He’s matured since then.  Now, when we are gone, he just paces back and forth across our jacuzzi cover, and watches out the window for us to come home.  Often times, he moans and cries.  I mean it.  He sounds as if he is crying, even sobbing.  It’s a bit pathetic if you ask me.

All that to say that SweetGuy and I actually try really hard to give Berzerker attention when we are around.  And, if we can get him outside to run off his energy, all the better.

A few weekends ago, we were working on our barn.  Shocker, eh?

We brought Berzerker out with us to run and get some fresh air.  Over the course of the afternoon, the bizarre animal picked up and ran with every random item we laid on the ground.  Check this out:

A grill brush that we were cleverly using to scrape paint.  Magoo LOVES it when we use kitchen items as tools.  (She still hasn’t forgiven me for using our mixer to stir cement.  Silly girl.)

Hey Goof, bring that back right now!

Eh, that’s just a cap.  Go ahead and release a little aggression on it, dog.

Hello, that is my broom, thank you very much.  And, where is the handle, dude?  (Check out the total look of guilt on his face.  Yet, apparently he didn’t feel guilty enough to actually leave my stuff alone.)

Oh my GOSH.  Bring back that mallet!!  Don’t you know, SweetGuy, can NOT accomplish any fine demolition carpentry work without his refined set of tools.

The clepto grabbed various objects and ran with them for the entire day.  The dog is eight years old and has never done this before in his life.  He is certifiable. 
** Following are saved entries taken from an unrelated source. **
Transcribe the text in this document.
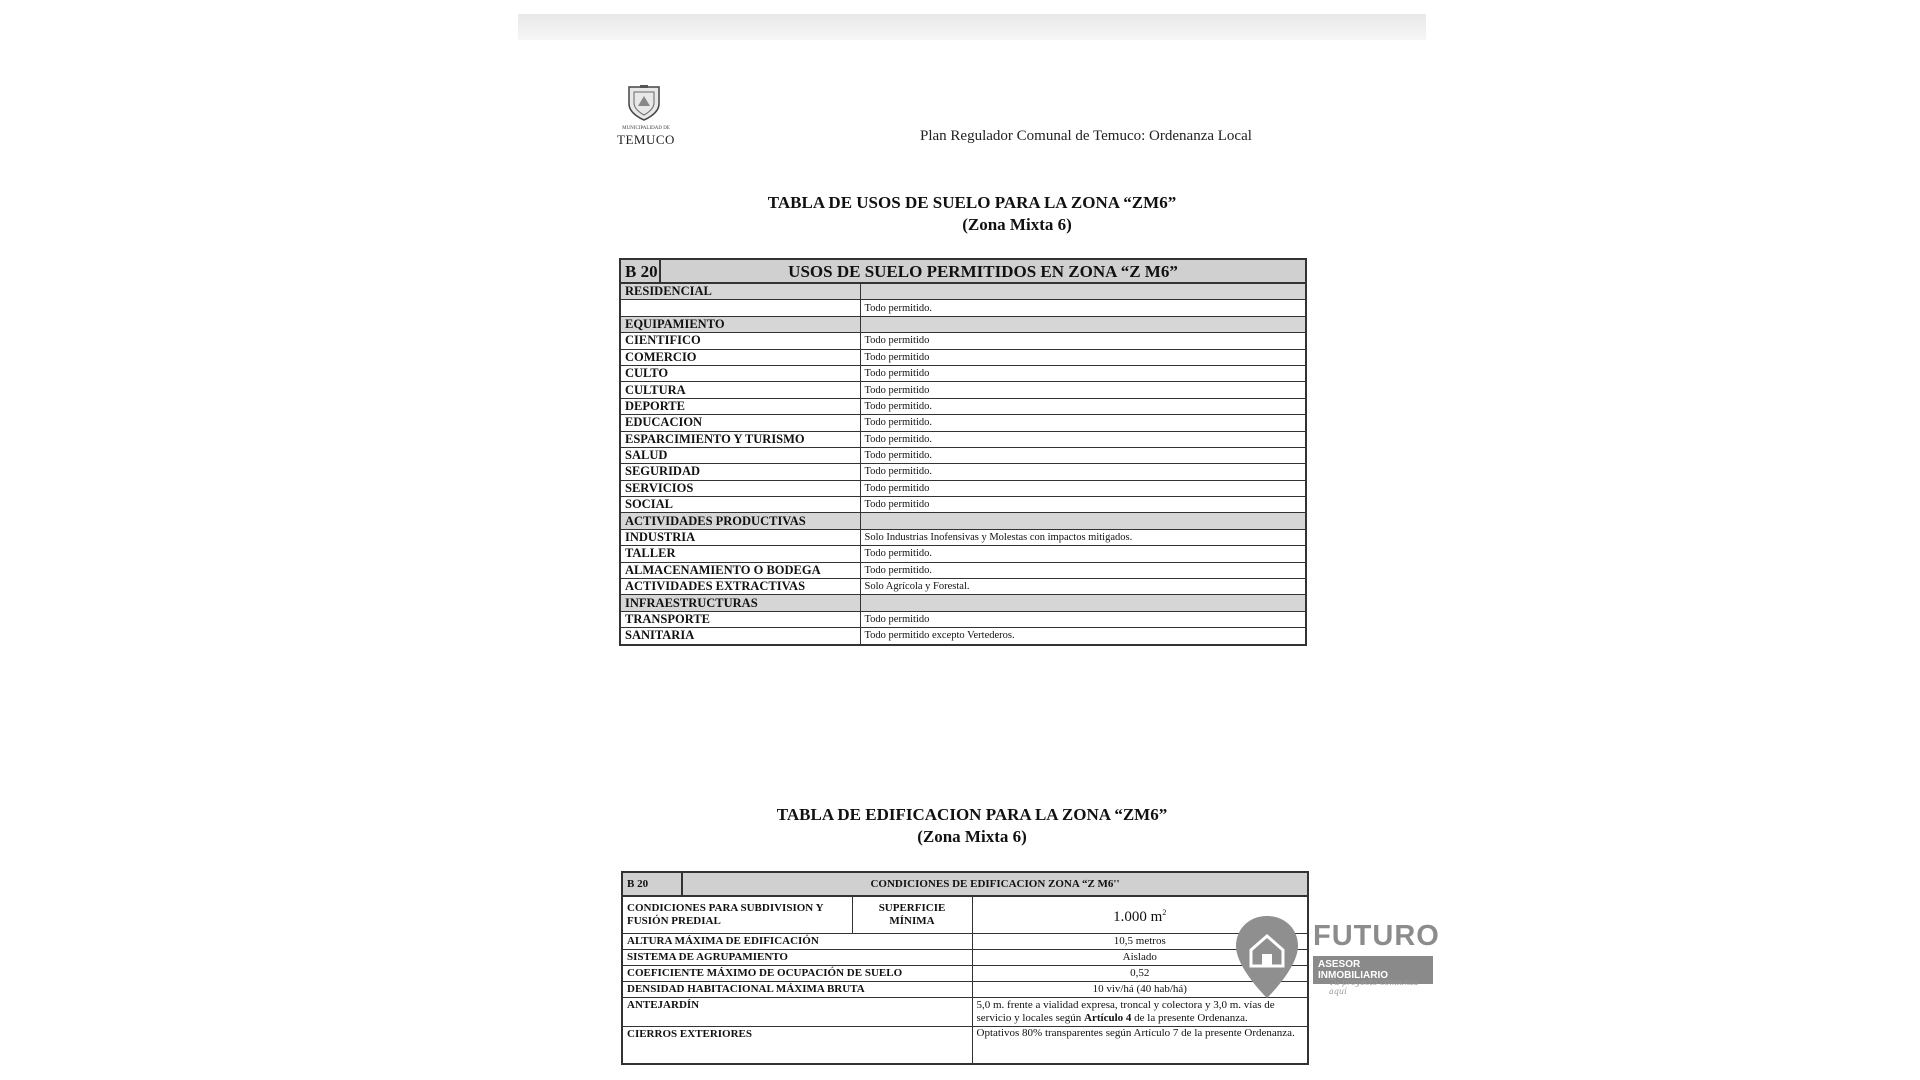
MUNICIPALIDAD DE
TEMUCO	Plan Regulador Comunal de Temuco: Ordenanza Local
TABLA DE USOS DE SUELO PARA LA ZONA “ZM6”
(Zona Mixta 6)
B 20	USOS DE SUELO PERMITIDOS EN ZONA “Z M6”	
RESIDENCIAL		
		Todo permitido.
EQUIPAMIENTO		
CIENTIFICO		Todo permitido
COMERCIO		Todo permitido
CULTO		Todo permitido
CULTURA		Todo permitido
DEPORTE		Todo permitido.
EDUCACION		Todo permitido.
ESPARCIMIENTO Y TURISMO		Todo permitido.
SALUD		Todo permitido.
SEGURIDAD		Todo permitido.
SERVICIOS		Todo permitido
SOCIAL		Todo permitido
ACTIVIDADES PRODUCTIVAS		
INDUSTRIA		Solo Industrias Inofensivas y Molestas con impactos mitigados.
TALLER		Todo permitido.
ALMACENAMIENTO O BODEGA		Todo permitido.
ACTIVIDADES EXTRACTIVAS		Solo Agrícola y Forestal.
INFRAESTRUCTURAS		
TRANSPORTE		Todo permitido
SANITARIA		Todo permitido excepto Vertederos.
TABLA DE EDIFICACION PARA LA ZONA “ZM6”
(Zona Mixta 6)
B 20	CONDICIONES DE EDIFICACION ZONA “Z M6''		
CONDICIONES PARA SUBDIVISION Y FUSIÓN PREDIAL		SUPERFICIE MÍNIMA	1.000 $m^2$
ALTURA MÁXIMA DE EDIFICACIÓN			10,5 metros
SISTEMA DE AGRUPAMIENTO			Aislado
COEFICIENTE MÁXIMO DE OCUPACIÓN DE SUELO			0,52
DENSIDAD HABITACIONAL MÁXIMA BRUTA			10 viv/há (40 hab/há)
ANTEJARDÍN			5,0 m. frente a vialidad expresa, troncal y colectora y 3,0 m. vías de servicio y locales según Artículo 4 de la presente Ordenanza.
CIERROS EXTERIORES			Optativos 80% transparentes según Artículo 7 de la presente Ordenanza.
FUTURO
ASESOR INMOBILIARIO
Tu proyecto comienza aquí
We were close to finishing our task for the day.  The barn just needed a little touch up paint, so we banished Berzerker to the house because we did not need him grabbing anything laden with paint.  (He soon started wailing.  What a wimp.)

Not more than 10 minutes after we got rid of the dog, here is what greeted SweetGuy from the ROOF as he was painting.  The cat cried and whined until SweetGuy got her down.  Doofus.  The cat, not SweetGuy.  Hey CAT, you managed to get up there, can’t you get yourself down?

I rest my case.  We are not empty nesters.  And, I just don’t see these animals scoring high enough on their standardized tests to follow the kids off to college.  I think we are stuck with them.

 

 

 

 

 

.

Has anyone seen Magoo?

Thursday, November 12th, 2009

As a parent, I balance on a thin rope concerning how I feel about various aspects of my children’s lives.  For instance, on the one hand, I want Magoo to be happy and content at school. 

But, and I say this knowing it’s very selfish, I don’t want her to be SO happy and content that she abandons cares less about home (read: Mom).  

I try to give her space so she has the chance to fully invest herself in the college experience.  Thus, I don’t call often and I survive missing her by nibbling up the text or two we exchange every few days.

After texting her without response a number of times over a two day period, I got a little desperate.  Here is the sum total of our text conversation:

 

[Andi] Nov 6, 2009 9:57:25 PM:  Please respond y/n if you are alive.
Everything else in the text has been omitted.